The main limitation of this study is the lack of subjects’ dietary habits, including alcohol consumption, to correlate the observed changes at the membrane level. Smoking habits cannot explain observed differences in DPH anisotropy, TMA, and hydroperoxide levels. On the other hand, gender differences measured in the peripheral biomarkers TMA, DPPP, and DPH represent remarkable data, which could be used to better address gender-specific therapies for CVD. Besides, weak changes in TMAO measured in our groups (Supplementary Material Table S1) could be only partially associated with plasma TMA levels. Finally, the direct correlation between plasma TMA and hydroperoxides level that emerged from this study warrants attention, and its potential use as a blood biomarker predictive of CVD in men might have relevant implications in CVD prevention.
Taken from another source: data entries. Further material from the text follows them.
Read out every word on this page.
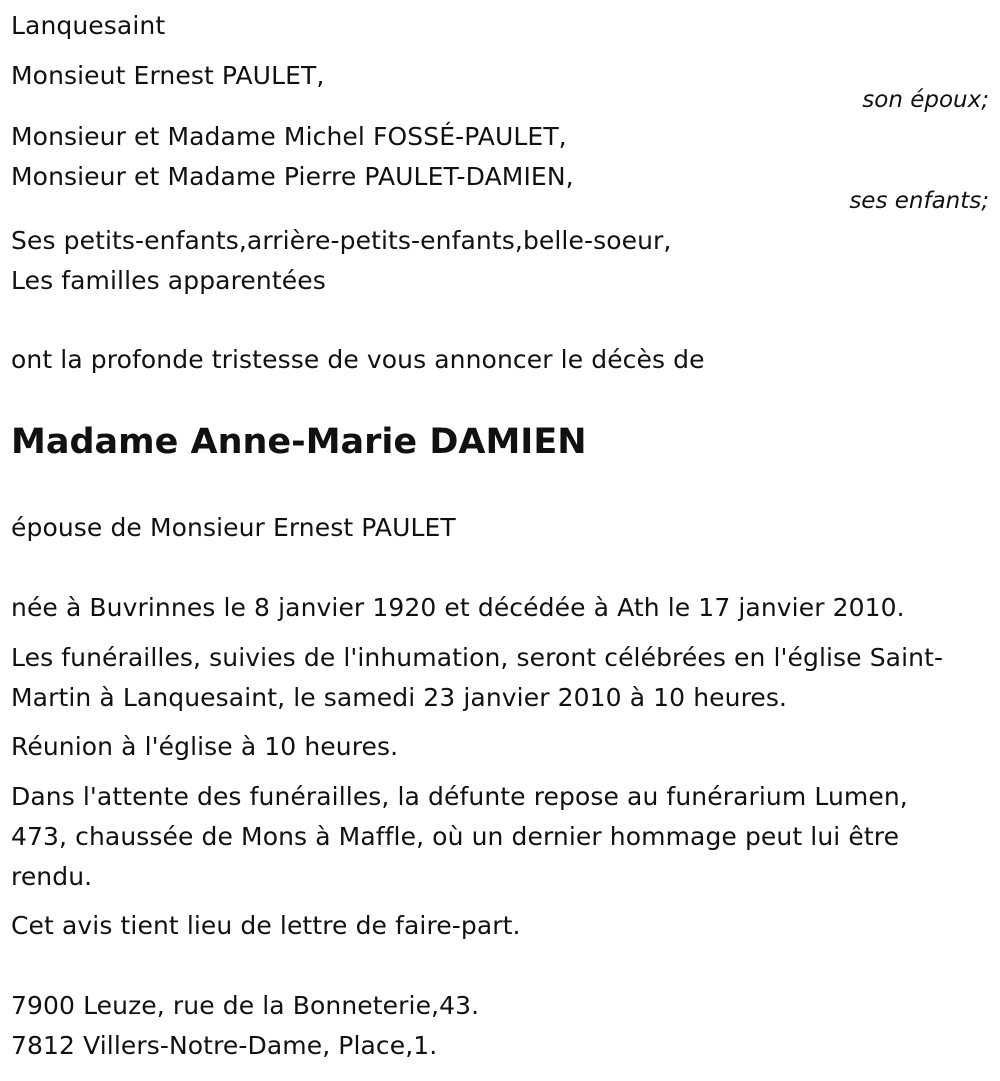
Lanquesaint
Monsieut Ernest PAULET,
son époux;
Monsieur et Madame Michel FOSSÉ-PAULET,
Monsieur et Madame Pierre PAULET-DAMIEN,
ses enfants;
Ses petits-enfants,arrière-petits-enfants,belle-soeur,
Les familles apparentées
ont la profonde tristesse de vous annoncer le décès de
Madame Anne-Marie DAMIEN
épouse de Monsieur Ernest PAULET
née à Buvrinnes le 8 janvier 1920 et décédée à Ath le 17 janvier 2010.
Les funérailles, suivies de l'inhumation, seront célébrées en l'église Saint-
Martin à Lanquesaint, le samedi 23 janvier 2010 à 10 heures.
Réunion à l'église à 10 heures.
Dans l'attente des funérailles, la défunte repose au funérarium Lumen,
473, chaussée de Mons à Maffle, où un dernier hommage peut lui être
rendu.
Cet avis tient lieu de lettre de faire-part.
7900 Leuze, rue de la Bonneterie,43.
7812 Villers-Notre-Dame, Place,1.
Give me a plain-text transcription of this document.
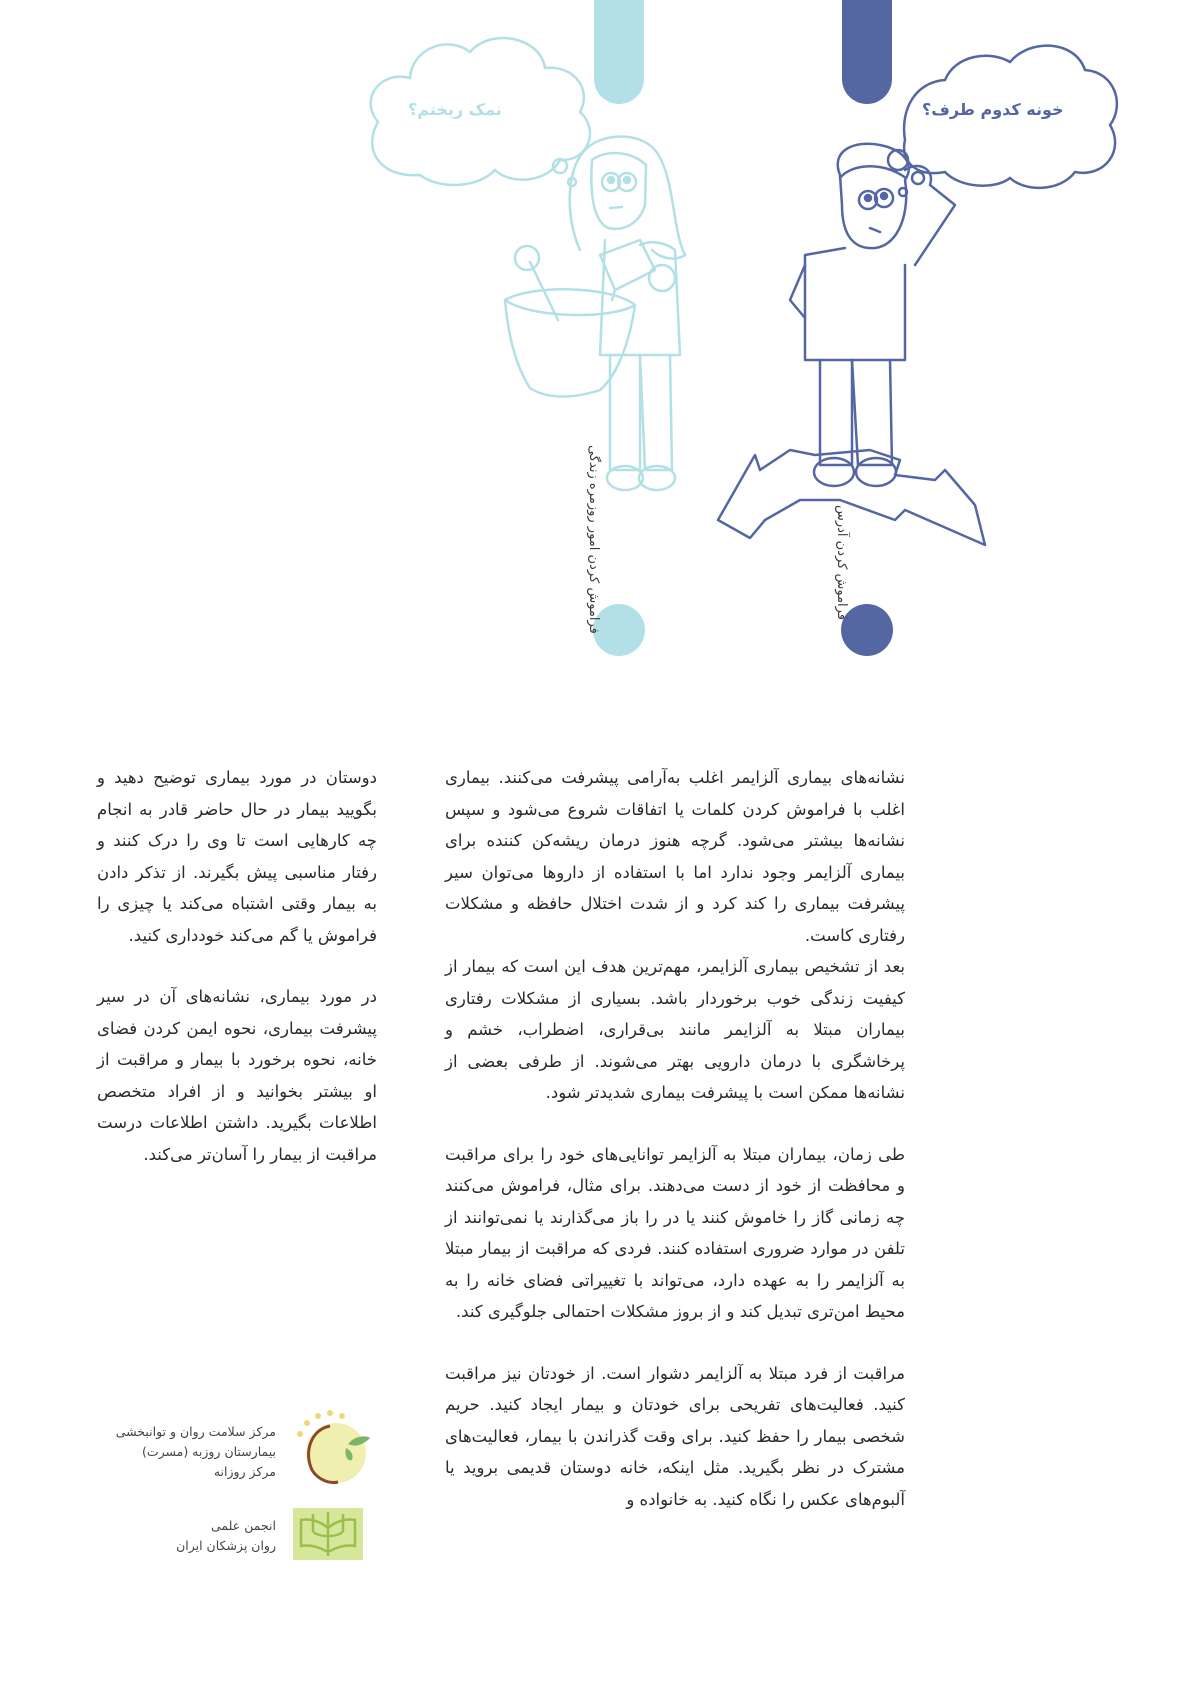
نمک ریختم؟	خونه کدوم طرف؟
فراموش کردن امور روزمره زندگی	فراموش کردن آدرس

نشانه‌های بیماری آلزایمر اغلب به‌آرامی پیشرفت می‌کنند. بیماری اغلب با فراموش کردن کلمات یا اتفاقات شروع می‌شود و سپس نشانه‌ها بیشتر می‌شود. گرچه هنوز درمان ریشه‌کن کننده برای بیماری آلزایمر وجود ندارد اما با استفاده از داروها می‌توان سیر پیشرفت بیماری را کند کرد و از شدت اختلال حافظه و مشکلات رفتاری کاست.

بعد از تشخیص بیماری آلزایمر، مهم‌ترین هدف این است که بیمار از کیفیت زندگی خوب برخوردار باشد. بسیاری از مشکلات رفتاری بیماران مبتلا به آلزایمر مانند بی‌قراری، اضطراب، خشم و پرخاشگری با درمان دارویی بهتر می‌شوند. از طرفی بعضی از نشانه‌ها ممکن است با پیشرفت بیماری شدیدتر شود.

طی زمان، بیماران مبتلا به آلزایمر توانایی‌های خود را برای مراقبت و محافظت از خود از دست می‌دهند. برای مثال، فراموش می‌کنند چه زمانی گاز را خاموش کنند یا در را باز می‌گذارند یا نمی‌توانند از تلفن در موارد ضروری استفاده کنند. فردی که مراقبت از بیمار مبتلا به آلزایمر را به عهده دارد، می‌تواند با تغییراتی فضای خانه را به محیط امن‌تری تبدیل کند و از بروز مشکلات احتمالی جلوگیری کند.

مراقبت از فرد مبتلا به آلزایمر دشوار است. از خودتان نیز مراقبت کنید. فعالیت‌های تفریحی برای خودتان و بیمار ایجاد کنید. حریم شخصی بیمار را حفظ کنید. برای وقت گذراندن با بیمار، فعالیت‌های مشترک در نظر بگیرید. مثل اینکه، خانه دوستان قدیمی بروید یا آلبوم‌های عکس را نگاه کنید. به خانواده و

دوستان در مورد بیماری توضیح دهید و بگویید بیمار در حال حاضر قادر به انجام چه کارهایی است تا وی را درک کنند و رفتار مناسبی پیش بگیرند. از تذکر دادن به بیمار وقتی اشتباه می‌کند یا چیزی را فراموش یا گم می‌کند خودداری کنید.

در مورد بیماری، نشانه‌های آن در سیر پیشرفت بیماری، نحوه ایمن کردن فضای خانه، نحوه برخورد با بیمار و مراقبت از او بیشتر بخوانید و از افراد متخصص اطلاعات بگیرید. داشتن اطلاعات درست مراقبت از بیمار را آسان‌تر می‌کند.

مرکز سلامت روان و توانبخشی
بیمارستان روزبه (مسرت)
مرکز روزانه
انجمن علمی
روان پزشکان ایران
Future studies able to correlate gender differences of other biochemical parameters associated with enzymes involved in the regulation of plasma TMA metabolism are warranted, especially considering that recently TMA, but not TMAO, has been proposed as a marker of cardiovascular risk [48,49]. Furthermore, additional studies aimed at the correlation between food components and membrane lipid redox state could be useful to investigate.

5. Conclusions

Gender differences in CVD have been identified in plasma TMA level and at the erythrocyte membrane level. Healthy females have a lower basal level of TMA and lipid hydroperoxides than males, while their membrane in the hydrophobic region results in less fluid than in healthy males. Female CVD patients are characterized by a higher plasma TMA than their healthy controls, while no differences in lipid hydroperoxides and membrane fluidity between control and CVD females were measured. Male CVD patients show a decreased fluidity in the hydrophobic region of the erythrocyte membrane. Erythrocyte lipid hydroperoxides measured by DPPP can be proposed as new biomarkers to predict CVD in men.